Надо Папане сказать, чтобы поискал, куда она их складывает, ведь куда-то же она их складывает? Не таскает же она одну и ту же доску (как будто выгуливает, – мысленно улыбнулась Маша). Таскать доски в квартиру Бабане настрого запретили.

Проводив Бабаню глазами (та свернула на Пушкина), Маша вдруг встретилась взглядом с невысоким дяденькой, который выглядел таким приезжим и новеньким, что удивленная Маша уставилась на него самым неприличным образом.

В Квакшине мужчины были, как и везде, разные. Однако все они замечательно вписывались в квакшинские пейзажи – пыльные летом, промороженные зимой, неизменно наводящие тоску и мысли о пьянстве и широте русской души.

Правда, не на Николеньку. Николенька, Машин друг, из-за которого она терпела слюнявые тестостероновые излияния мальчиков, был другой. У него все было красивое.

Он мог в любой момент зависнуть, разглядывая урну у входа в магазин, или пялиться на стену, где художественно облезала старинная штукатурка. Дружить с ним из-за этих его залипаний было сложновато, но зато он объяснял, как надо смотреть на людей внимательно, по-живописному.

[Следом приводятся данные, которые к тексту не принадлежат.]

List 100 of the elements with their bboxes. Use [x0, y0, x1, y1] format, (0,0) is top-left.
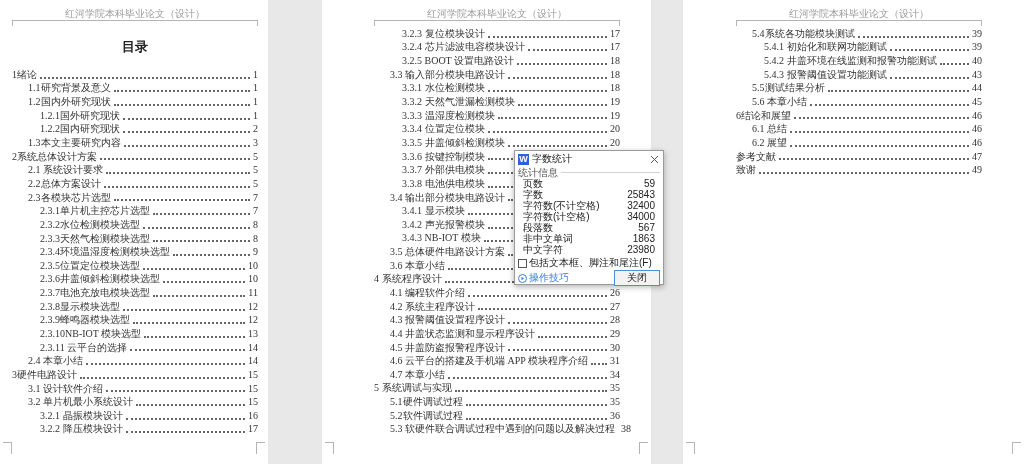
- toc-page-number: 40: [972, 55, 982, 68]
- toc-page-number: 16: [248, 409, 258, 422]
- toc-entry-title: 3.3.7 外部供电模块: [402, 164, 485, 177]
- toc-entry-title: 参考文献: [736, 150, 776, 163]
- toc-entry-title: 3硬件电路设计: [12, 368, 77, 381]
- toc-entry-title: 5.4.1 初始化和联网功能测试: [764, 41, 887, 54]
- toc-entry-title: 1.3本文主要研究内容: [28, 137, 121, 149]
- toc-entry-title: 2.2总体方案设计: [28, 177, 101, 190]
- toc-entry-title: 2.3.4环境温湿度检测模块选型: [40, 246, 170, 259]
- toc-entry-title: 6结论和展望: [736, 109, 791, 122]
- toc-entry-title: 2.3.2水位检测模块选型: [40, 218, 140, 231]
- toc-page-number: 20: [610, 123, 620, 136]
- toc-entry-title: 5.1硬件调试过程: [390, 396, 463, 409]
- toc-page-number: 35: [610, 382, 620, 395]
- stat-value: 32400: [627, 200, 655, 211]
- close-icon: [649, 154, 659, 164]
- toc-entry-title: 2.3.11 云平台的选择: [40, 341, 128, 354]
- toc-entry-title: 4 系统程序设计: [374, 273, 442, 286]
- toc-entry-title: 6.2 展望: [752, 136, 787, 149]
- toc-page-number: 10: [248, 259, 258, 272]
- toc-entry-title: 3.4.2 声光报警模块: [402, 218, 485, 231]
- toc-page-number: 43: [972, 68, 982, 81]
- toc-entry-title: 3.4.1 显示模块: [402, 205, 465, 218]
- toc-entry-title: 3.4.3 NB-IOT 模块: [402, 232, 481, 245]
- toc-entry-title: 3.3.4 位置定位模块: [402, 123, 485, 136]
- checkbox[interactable]: [518, 258, 527, 268]
- toc-page-number: 1: [253, 68, 258, 81]
- toc-entry-title: 3.3.5 井盖倾斜检测模块: [402, 136, 505, 149]
- toc-page-number: 7: [253, 205, 258, 218]
- toc-page-number: 5: [253, 177, 258, 190]
- toc-page-number: 44: [972, 82, 982, 95]
- toc-page-number: 15: [248, 396, 258, 409]
- tips-link[interactable]: 操作技巧: [518, 272, 569, 284]
- toc-entry-title: 2.3.7电池充放电模块选型: [40, 287, 150, 300]
- toc-page-number: 12: [248, 314, 258, 327]
- toc-entry-title: 2.1 系统设计要求: [28, 164, 103, 177]
- toc-entry-title: 5.4.2 井盖环境在线监测和报警功能测试: [764, 55, 937, 68]
- toc-page-number: 14: [248, 341, 258, 354]
- toc-page-number: 1: [253, 96, 258, 109]
- toc-entry-title: 3.2.5 BOOT 设置电路设计: [402, 55, 515, 68]
- toc-page-number: 46: [972, 109, 982, 122]
- toc-page-number: 18: [610, 55, 620, 68]
- toc-page-number: 28: [610, 314, 620, 327]
- toc-page-number: 3: [253, 137, 258, 149]
- toc-entry-title: 5.2软件调试过程: [390, 409, 463, 422]
- toc-entry-title: 2.3.8显示模块选型: [40, 300, 120, 313]
- group-label: 统计信息: [518, 167, 558, 178]
- stat-label: 段落数: [523, 222, 553, 233]
- toc-entry-title: 2.3.9蜂鸣器模块选型: [40, 314, 130, 327]
- toc-page-number: 30: [610, 341, 620, 354]
- toc-heading: 目录: [122, 38, 148, 57]
- close-button[interactable]: 关闭: [614, 270, 660, 286]
- toc-entry-title: 2.3.1单片机主控芯片选型: [40, 205, 150, 218]
- toc-entry-title: 5.6 本章小结: [752, 96, 807, 108]
- toc-entry-title: 1.1研究背景及意义: [28, 82, 111, 95]
- toc-page-number: 18: [610, 68, 620, 81]
- stat-label: 非中文单词: [523, 233, 573, 244]
- toc-page-number: 14: [248, 355, 258, 368]
- toc-page-number: 5: [253, 164, 258, 177]
- page-header: 红河学院本科毕业论文（设计）: [427, 8, 567, 20]
- toc-page-number: 35: [610, 396, 620, 409]
- toc-entry-title: 5.3 软硬件联合调试过程中遇到的问题以及解决过程: [390, 423, 615, 436]
- toc-entry-title: 3.3.6 按键控制模块: [402, 150, 485, 163]
- toc-page-number: 38: [621, 423, 631, 436]
- toc-page-number: 17: [610, 27, 620, 40]
- toc-entry-title: 4.6 云平台的搭建及手机端 APP 模块程序介绍: [390, 355, 588, 368]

Мужчина был живописен и вопиюще чужд Квакшину, как будто его вырезали из новой глянцевой обложки, чтобы наклеить в качестве кулинарного рецепта в старый отрывной календарь. Он бы из него, календаря, торчал.

Например, на нем был кожаный пиджак. Светло-коричневый. Этого вполне достаточно, чтобы смутить любого квакшинца и буквально заставить на себя пялиться. А у него еще и шарфик был темно-красный, что в Квакшине выглядело как карнавальный костюм. Даже немного неприличный. Не удивительно, что тетка, торгующая семечками, вылупилась на него с открытым ртом.

Мужчина (это был только что приехавший Бунин) с досадой смотрел на ошарашенную тетку и мысленно ругал себя на все лады, что выбрал слишком броский вид. Образ режиссера итальянского или французского кино из 80х оказался непонятым. Он бегло осмотрел площадь, мысленно отступая. И тогда он встретился глазами с Машей.

Девочка смутилась до пунцовых пятен на щеках, и Бунин мысленно приосанился. Однако, смущение предназначалось вовсе не ему. Девочка смотрела на подходящего к ней белобрысого увальня с желтым листком в руке. Перебросившись с увальнем парой фраз, она вдруг ринулась в школу со всех ног. Мысленно усмехнувшись (над собой? над ней? над прыщавым юнцом, похожим на теленка?), Бунин исчез из ее головы.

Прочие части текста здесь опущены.